Deep kernel learning and related techniques promise to combine the representational power of neural networks with the reliable uncertainty estimates of Gaussian processes. One crucial aspect of these models is an expectation that, because they are treated as Gaussian process models optimized using the marginal likelihood, they are protected from overfitting.
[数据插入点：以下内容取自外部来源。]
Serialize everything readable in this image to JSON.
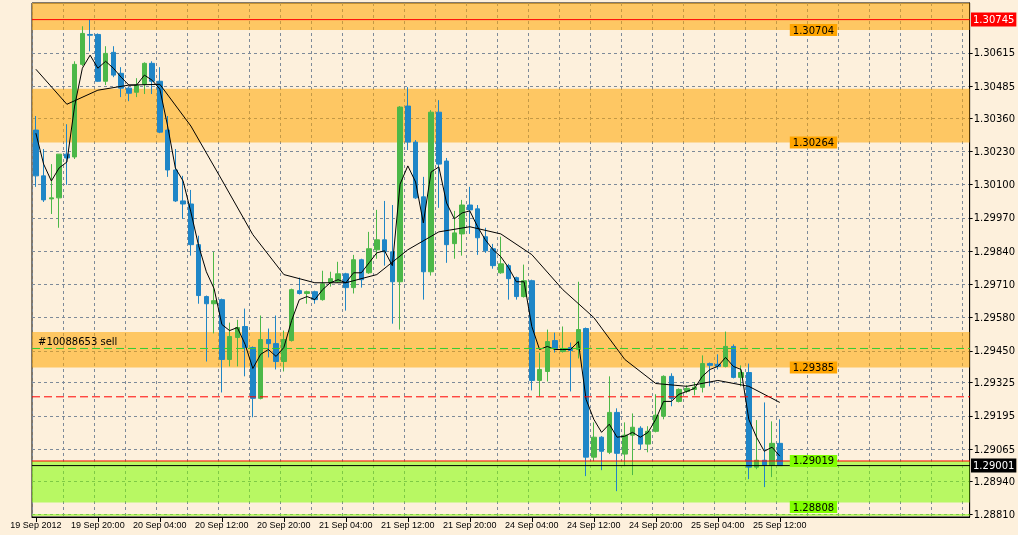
{
  "chart_data": {
    "type": "candlestick",
    "categories": [
      "19 Sep 2012",
      null,
      null,
      null,
      null,
      null,
      null,
      null,
      "19 Sep 20:00",
      null,
      null,
      null,
      null,
      null,
      null,
      null,
      "20 Sep 04:00",
      null,
      null,
      null,
      null,
      null,
      null,
      null,
      "20 Sep 12:00",
      null,
      null,
      null,
      null,
      null,
      null,
      null,
      "20 Sep 20:00",
      null,
      null,
      null,
      null,
      null,
      null,
      null,
      "21 Sep 04:00",
      null,
      null,
      null,
      null,
      null,
      null,
      null,
      "21 Sep 12:00",
      null,
      null,
      null,
      null,
      null,
      null,
      null,
      "21 Sep 20:00",
      null,
      null,
      null,
      null,
      null,
      null,
      null,
      "24 Sep 04:00",
      null,
      null,
      null,
      null,
      null,
      null,
      null,
      "24 Sep 12:00",
      null,
      null,
      null,
      null,
      null,
      null,
      null,
      "24 Sep 20:00",
      null,
      null,
      null,
      null,
      null,
      null,
      null,
      "25 Sep 04:00",
      null,
      null,
      null,
      null,
      null,
      null,
      null,
      "25 Sep 12:00"
    ],
    "ohlc": [
      [
        1.30313,
        1.30368,
        1.30091,
        1.30134
      ],
      [
        1.30134,
        1.30239,
        1.30032,
        1.3004
      ],
      [
        1.30044,
        1.3018,
        1.29985,
        1.30048
      ],
      [
        1.30048,
        1.30219,
        1.29931,
        1.30219
      ],
      [
        1.30219,
        1.30336,
        1.30099,
        1.30204
      ],
      [
        1.30208,
        1.30582,
        1.302,
        1.3057
      ],
      [
        1.3057,
        1.30719,
        1.30563,
        1.30691
      ],
      [
        1.30687,
        1.30745,
        1.30621,
        1.30684
      ],
      [
        1.30687,
        1.30691,
        1.30502,
        1.30504
      ],
      [
        1.30504,
        1.30641,
        1.30489,
        1.30613
      ],
      [
        1.30617,
        1.30641,
        1.3052,
        1.30528
      ],
      [
        1.30535,
        1.30559,
        1.30442,
        1.30477
      ],
      [
        1.30477,
        1.30481,
        1.30426,
        1.30457
      ],
      [
        1.30461,
        1.30516,
        1.30442,
        1.30489
      ],
      [
        1.30492,
        1.30578,
        1.30454,
        1.30574
      ],
      [
        1.30574,
        1.30582,
        1.30454,
        1.30504
      ],
      [
        1.30504,
        1.30559,
        1.30301,
        1.30305
      ],
      [
        1.30313,
        1.30368,
        1.3013,
        1.30157
      ],
      [
        1.30157,
        1.30239,
        1.30032,
        1.30036
      ],
      [
        1.30036,
        1.30134,
        1.29966,
        1.30024
      ],
      [
        1.30024,
        1.30079,
        1.29822,
        1.29865
      ],
      [
        1.29865,
        1.299,
        1.29634,
        1.29666
      ],
      [
        1.29662,
        1.29666,
        1.29408,
        1.29634
      ],
      [
        1.29634,
        1.29837,
        1.29518,
        1.29646
      ],
      [
        1.2965,
        1.29654,
        1.29287,
        1.29416
      ],
      [
        1.29416,
        1.2956,
        1.29389,
        1.29506
      ],
      [
        1.29502,
        1.29571,
        1.29389,
        1.29541
      ],
      [
        1.29545,
        1.29615,
        1.2935,
        1.29463
      ],
      [
        1.29463,
        1.29467,
        1.2919,
        1.29264
      ],
      [
        1.29264,
        1.29588,
        1.2926,
        1.29494
      ],
      [
        1.29494,
        1.29537,
        1.29424,
        1.29478
      ],
      [
        1.29478,
        1.29588,
        1.29377,
        1.29408
      ],
      [
        1.29408,
        1.29529,
        1.29369,
        1.29494
      ],
      [
        1.2949,
        1.29693,
        1.29486,
        1.29689
      ],
      [
        1.29685,
        1.29736,
        1.2967,
        1.29674
      ],
      [
        1.29674,
        1.29685,
        1.29634,
        1.29681
      ],
      [
        1.29681,
        1.29685,
        1.29634,
        1.2965
      ],
      [
        1.2965,
        1.29763,
        1.29646,
        1.29712
      ],
      [
        1.29716,
        1.29759,
        1.29701,
        1.29732
      ],
      [
        1.2972,
        1.29798,
        1.29716,
        1.29751
      ],
      [
        1.29751,
        1.29755,
        1.29607,
        1.29697
      ],
      [
        1.29697,
        1.29825,
        1.29674,
        1.29806
      ],
      [
        1.29806,
        1.2981,
        1.29697,
        1.29728
      ],
      [
        1.29755,
        1.29915,
        1.29751,
        1.29849
      ],
      [
        1.29845,
        1.30001,
        1.2981,
        1.29884
      ],
      [
        1.29884,
        1.30036,
        1.29783,
        1.29837
      ],
      [
        1.29837,
        1.3002,
        1.29556,
        1.2972
      ],
      [
        1.2972,
        1.30407,
        1.29533,
        1.30403
      ],
      [
        1.30407,
        1.30481,
        1.30235,
        1.30266
      ],
      [
        1.30266,
        1.30274,
        1.30044,
        1.30048
      ],
      [
        1.30052,
        1.3013,
        1.2965,
        1.29759
      ],
      [
        1.29759,
        1.30391,
        1.29744,
        1.30383
      ],
      [
        1.30383,
        1.3043,
        1.30009,
        1.3018
      ],
      [
        1.30192,
        1.30204,
        1.29794,
        1.29865
      ],
      [
        1.29869,
        1.29997,
        1.2981,
        1.29911
      ],
      [
        1.29907,
        1.3004,
        1.29822,
        1.3002
      ],
      [
        1.3002,
        1.30091,
        1.29907,
        1.30001
      ],
      [
        1.30005,
        1.3002,
        1.29825,
        1.29892
      ],
      [
        1.29896,
        1.29931,
        1.29833,
        1.29841
      ],
      [
        1.29849,
        1.29868,
        1.29771,
        1.29783
      ],
      [
        1.29755,
        1.29896,
        1.29751,
        1.2979
      ],
      [
        1.29783,
        1.2979,
        1.2965,
        1.29732
      ],
      [
        1.29736,
        1.2974,
        1.2965,
        1.29662
      ],
      [
        1.29662,
        1.29787,
        1.29658,
        1.29724
      ],
      [
        1.29724,
        1.29728,
        1.29295,
        1.29334
      ],
      [
        1.29334,
        1.29443,
        1.29272,
        1.29377
      ],
      [
        1.29369,
        1.29533,
        1.2933,
        1.29486
      ],
      [
        1.2949,
        1.29521,
        1.29443,
        1.29459
      ],
      [
        1.29447,
        1.29545,
        1.29443,
        1.29459
      ],
      [
        1.29463,
        1.29482,
        1.29291,
        1.29451
      ],
      [
        1.29455,
        1.2972,
        1.2942,
        1.29533
      ],
      [
        1.29537,
        1.29541,
        1.2896,
        1.29034
      ],
      [
        1.29034,
        1.2917,
        1.29018,
        1.29112
      ],
      [
        1.29112,
        1.29116,
        1.28983,
        1.29057
      ],
      [
        1.29053,
        1.2935,
        1.29046,
        1.29209
      ],
      [
        1.29209,
        1.29225,
        1.28901,
        1.29049
      ],
      [
        1.29046,
        1.2917,
        1.28999,
        1.2912
      ],
      [
        1.2912,
        1.29205,
        1.28964,
        1.29151
      ],
      [
        1.29147,
        1.29155,
        1.29065,
        1.29085
      ],
      [
        1.29085,
        1.29155,
        1.29053,
        1.29135
      ],
      [
        1.29135,
        1.2928,
        1.29131,
        1.29198
      ],
      [
        1.29194,
        1.29354,
        1.29182,
        1.2935
      ],
      [
        1.2935,
        1.29362,
        1.29233,
        1.29264
      ],
      [
        1.29252,
        1.29303,
        1.29248,
        1.29299
      ],
      [
        1.29291,
        1.29315,
        1.29284,
        1.29303
      ],
      [
        1.29299,
        1.29327,
        1.29276,
        1.29307
      ],
      [
        1.29307,
        1.29432,
        1.29287,
        1.294
      ],
      [
        1.294,
        1.29404,
        1.29311,
        1.29393
      ],
      [
        1.29397,
        1.29436,
        1.29377,
        1.29389
      ],
      [
        1.29389,
        1.29525,
        1.29385,
        1.29467
      ],
      [
        1.29467,
        1.29475,
        1.29342,
        1.29346
      ],
      [
        1.29346,
        1.29393,
        1.29311,
        1.29365
      ],
      [
        1.29365,
        1.294,
        1.28948,
        1.28995
      ],
      [
        1.28995,
        1.29179,
        1.28987,
        1.29022
      ],
      [
        1.29022,
        1.29248,
        1.28917,
        1.29003
      ],
      [
        1.29003,
        1.29174,
        1.28956,
        1.29088
      ],
      [
        1.29088,
        1.29182,
        1.29001,
        1.29001
      ]
    ],
    "colors": [
      "#1f86c7",
      "#1f86c7",
      "#4cb848",
      "#4cb848",
      "#1f86c7",
      "#4cb848",
      "#4cb848",
      "#1f86c7",
      "#1f86c7",
      "#4cb848",
      "#1f86c7",
      "#1f86c7",
      "#1f86c7",
      "#4cb848",
      "#4cb848",
      "#1f86c7",
      "#1f86c7",
      "#1f86c7",
      "#1f86c7",
      "#1f86c7",
      "#1f86c7",
      "#1f86c7",
      "#1f86c7",
      "#4cb848",
      "#1f86c7",
      "#4cb848",
      "#4cb848",
      "#1f86c7",
      "#1f86c7",
      "#4cb848",
      "#1f86c7",
      "#1f86c7",
      "#4cb848",
      "#4cb848",
      "#1f86c7",
      "#4cb848",
      "#1f86c7",
      "#4cb848",
      "#4cb848",
      "#4cb848",
      "#1f86c7",
      "#4cb848",
      "#1f86c7",
      "#4cb848",
      "#4cb848",
      "#1f86c7",
      "#1f86c7",
      "#4cb848",
      "#1f86c7",
      "#1f86c7",
      "#1f86c7",
      "#4cb848",
      "#1f86c7",
      "#1f86c7",
      "#4cb848",
      "#4cb848",
      "#1f86c7",
      "#1f86c7",
      "#1f86c7",
      "#1f86c7",
      "#4cb848",
      "#1f86c7",
      "#1f86c7",
      "#4cb848",
      "#1f86c7",
      "#4cb848",
      "#4cb848",
      "#1f86c7",
      "#4cb848",
      "#1f86c7",
      "#4cb848",
      "#1f86c7",
      "#4cb848",
      "#1f86c7",
      "#4cb848",
      "#1f86c7",
      "#4cb848",
      "#4cb848",
      "#1f86c7",
      "#4cb848",
      "#4cb848",
      "#4cb848",
      "#1f86c7",
      "#4cb848",
      "#4cb848",
      "#4cb848",
      "#4cb848",
      "#1f86c7",
      "#1f86c7",
      "#4cb848",
      "#1f86c7",
      "#4cb848",
      "#1f86c7",
      "#4cb848",
      "#1f86c7",
      "#4cb848",
      "#1f86c7"
    ],
    "series": [
      {
        "type": "line",
        "color": "#000000",
        "values": [
          1.30301,
          1.3018,
          1.30114,
          1.30165,
          1.30188,
          1.30407,
          1.30555,
          1.30606,
          1.30555,
          1.30582,
          1.30555,
          1.3052,
          1.30489,
          1.30489,
          1.30528,
          1.30508,
          1.30473,
          1.30329,
          1.30165,
          1.30114,
          1.29993,
          1.29861,
          1.29759,
          1.29693,
          1.29553,
          1.29529,
          1.29541,
          1.29475,
          1.29381,
          1.29436,
          1.29455,
          1.29428,
          1.29463,
          1.29568,
          1.2965,
          1.29662,
          1.2965,
          1.29689,
          1.29716,
          1.29728,
          1.29716,
          1.29755,
          1.29755,
          1.29794,
          1.29833,
          1.29841,
          1.29783,
          1.30102,
          1.30173,
          1.3011,
          1.2995,
          1.30149,
          1.30169,
          1.30028,
          1.29966,
          1.29989,
          1.29997,
          1.29935,
          1.29884,
          1.29845,
          1.29818,
          1.29775,
          1.2972,
          1.2972,
          1.29545,
          1.29455,
          1.29467,
          1.29455,
          1.29455,
          1.29455,
          1.29486,
          1.2926,
          1.29182,
          1.29131,
          1.29163,
          1.29112,
          1.29116,
          1.29131,
          1.29112,
          1.29131,
          1.29182,
          1.29252,
          1.29252,
          1.2928,
          1.29291,
          1.29303,
          1.2935,
          1.29377,
          1.29389,
          1.29424,
          1.29389,
          1.29377,
          1.29182,
          1.29112,
          1.29057,
          1.29073,
          1.29038
        ]
      },
      {
        "type": "line",
        "color": "#000000",
        "values": [
          1.30551,
          null,
          null,
          null,
          1.30414,
          null,
          null,
          null,
          1.30469,
          null,
          null,
          null,
          1.30489,
          null,
          null,
          null,
          1.30492,
          null,
          null,
          null,
          1.30329,
          null,
          null,
          null,
          1.30118,
          null,
          null,
          null,
          1.29904,
          null,
          null,
          null,
          1.29748,
          null,
          null,
          null,
          1.29716,
          null,
          null,
          null,
          1.29716,
          null,
          null,
          null,
          1.29748,
          null,
          null,
          null,
          1.29845,
          null,
          null,
          null,
          1.29915,
          null,
          null,
          null,
          1.29935,
          null,
          null,
          null,
          1.29907,
          null,
          null,
          null,
          1.29826,
          null,
          null,
          null,
          1.29689,
          null,
          null,
          null,
          1.2958,
          null,
          null,
          null,
          1.29416,
          null,
          null,
          null,
          1.29322,
          null,
          null,
          null,
          1.29311,
          null,
          null,
          null,
          1.29334,
          null,
          null,
          null,
          1.29311,
          null,
          null,
          null,
          1.29248
        ]
      }
    ],
    "ylim": [
      1.288,
      1.3081
    ],
    "yticks": [
      1.30615,
      1.30485,
      {
        "value": 1.3036,
        "label": "1.30360"
      },
      {
        "value": 1.3023,
        "label": "1.30230"
      },
      {
        "value": 1.301,
        "label": "1.30100"
      },
      {
        "value": 1.2997,
        "label": "1.29970"
      },
      {
        "value": 1.2984,
        "label": "1.29840"
      },
      {
        "value": 1.2971,
        "label": "1.29710"
      },
      {
        "value": 1.2958,
        "label": "1.29580"
      },
      {
        "value": 1.2945,
        "label": "1.29450"
      },
      1.29325,
      1.29195,
      1.29065,
      {
        "value": 1.2894,
        "label": "1.28940"
      },
      {
        "value": 1.2881,
        "label": "1.28810"
      }
    ],
    "grid": true,
    "bands": [
      {
        "axis": "y",
        "from": 1.30704,
        "to": 1.3081,
        "label": "1.30704",
        "color": "#ffa500"
      },
      {
        "axis": "y",
        "from": 1.30264,
        "to": 1.30475,
        "label": "1.30264",
        "color": "#ffa500"
      },
      {
        "axis": "y",
        "from": 1.29385,
        "to": 1.29523,
        "label": "1.29385",
        "color": "#ffa500"
      },
      {
        "axis": "y",
        "from": 1.29019,
        "to": 1.28857,
        "label": "1.29019",
        "color": "#80ff00"
      }
    ],
    "ref_lines": [
      {
        "axis": "y",
        "value": 1.30745,
        "label": "1.30745",
        "color": "#ff0000",
        "line_style": "solid"
      },
      {
        "axis": "y",
        "value": 1.29459,
        "label": "#10088653 sell",
        "color": "#33cc33",
        "line_style": "dashed"
      },
      {
        "axis": "y",
        "value": 1.2927,
        "color": "#ff0000",
        "line_style": "dashed"
      },
      {
        "axis": "y",
        "value": 1.29019,
        "color": "#ff0000",
        "line_style": "solid"
      },
      {
        "axis": "y",
        "value": 1.29001,
        "label": "1.29001",
        "color": "#000000",
        "line_style": "solid"
      },
      {
        "axis": "y",
        "value": 1.28808,
        "color": "#80ff00",
        "line_style": "solid"
      }
    ],
    "annotations": [
      "1.28808"
    ]
  }
}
However, we identify pathological behavior, including overfitting, on a simple toy example. We explore this pathology, explaining its origins and considering how it applies to real datasets. Through careful experimentation on UCI datasets, CIFAR-10, and the UTKFace dataset, we find that the overfitting from overparameterized deep kernel learning, in which the model is "somewhat Bayesian", can in certain scenarios be worse than that from not being Bayesian at all. However, we find that a fully Bayesian treatment of deep kernel learning can rectify this overfitting and obtain the desired performance improvements over standard neural networks and Gaussian processes.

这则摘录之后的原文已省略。